Пьер, не зная всего, не понимал, о чем шла речь. Испытывая неловкость и желая скрыть свое замешательство, он взял со стола какую-то увесистую книгу, лежавшую среди груды газет, и с удивлением обнаружил, что это французский учебник, одно из тех руководств для сдающих экзамены на бакалавра, где вкратце изложено все, что требуется по программе. То было всего лишь скромное практическое пособие, но оно неизбежно касалось всех отраслей знания: математики, физики, химии, естественной истории — и в общих чертах подводило итоги всем достижениям науки, современному состоянию мышления.

— А, вы разглядываете книгу моего старого друга, Теофиля Морена! — воскликнул Орландо, радуясь возможности сменить тему разговора. — Да ведь он был в составе «Марсальской тысячи» и вместе с нами завоевывал Сицилию и Неаполь. Герой!.. Уже тридцать лет, как Морен вернулся во Францию, к скромному учительскому труду, на этом не очень-то разбогатеешь. Вот он и решил издать книгу, и расходится она так хорошо, что ему пришло в голову извлечь еще некоторую выгоду, переведя ее на другие языки, в частности, на итальянский… Нас по-прежнему связывает братская дружба, вот Морену и вздумалось использовать мое влияние; Теофиль воображает, что оно весьма значительно. Но, к сожалению, он ошибается!
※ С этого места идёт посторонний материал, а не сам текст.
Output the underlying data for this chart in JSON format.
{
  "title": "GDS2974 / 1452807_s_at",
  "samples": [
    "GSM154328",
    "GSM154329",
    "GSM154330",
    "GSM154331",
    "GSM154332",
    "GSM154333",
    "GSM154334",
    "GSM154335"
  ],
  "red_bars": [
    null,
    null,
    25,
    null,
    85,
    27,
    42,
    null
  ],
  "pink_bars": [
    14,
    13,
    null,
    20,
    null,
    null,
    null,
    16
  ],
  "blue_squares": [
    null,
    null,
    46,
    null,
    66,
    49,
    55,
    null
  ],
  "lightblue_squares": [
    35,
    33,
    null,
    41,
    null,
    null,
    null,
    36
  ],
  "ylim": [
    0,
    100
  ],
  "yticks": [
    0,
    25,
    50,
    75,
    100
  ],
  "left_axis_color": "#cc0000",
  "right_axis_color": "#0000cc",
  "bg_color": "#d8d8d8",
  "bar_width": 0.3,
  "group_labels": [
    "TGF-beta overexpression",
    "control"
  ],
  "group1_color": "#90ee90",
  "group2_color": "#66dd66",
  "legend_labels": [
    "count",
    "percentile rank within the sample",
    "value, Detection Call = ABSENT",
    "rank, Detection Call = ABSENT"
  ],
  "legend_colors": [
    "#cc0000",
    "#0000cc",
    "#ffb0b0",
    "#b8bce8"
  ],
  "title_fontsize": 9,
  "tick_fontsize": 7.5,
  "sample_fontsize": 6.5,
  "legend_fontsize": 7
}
Очень боюсь, что выпустить здесь его книгу мне не удастся.

Прада снова превратился в любезного и воспитанного светского человека; он лишь слегка пожал плечами, преисполненный скепсиса, свойственного его поколению, которое одержимо единственным желанием — сохранить все, как оно есть, дабы извлечь побольше выгоды для себя.

— К чему? — пробормотал он. — Книг и так слишком много, слишком много!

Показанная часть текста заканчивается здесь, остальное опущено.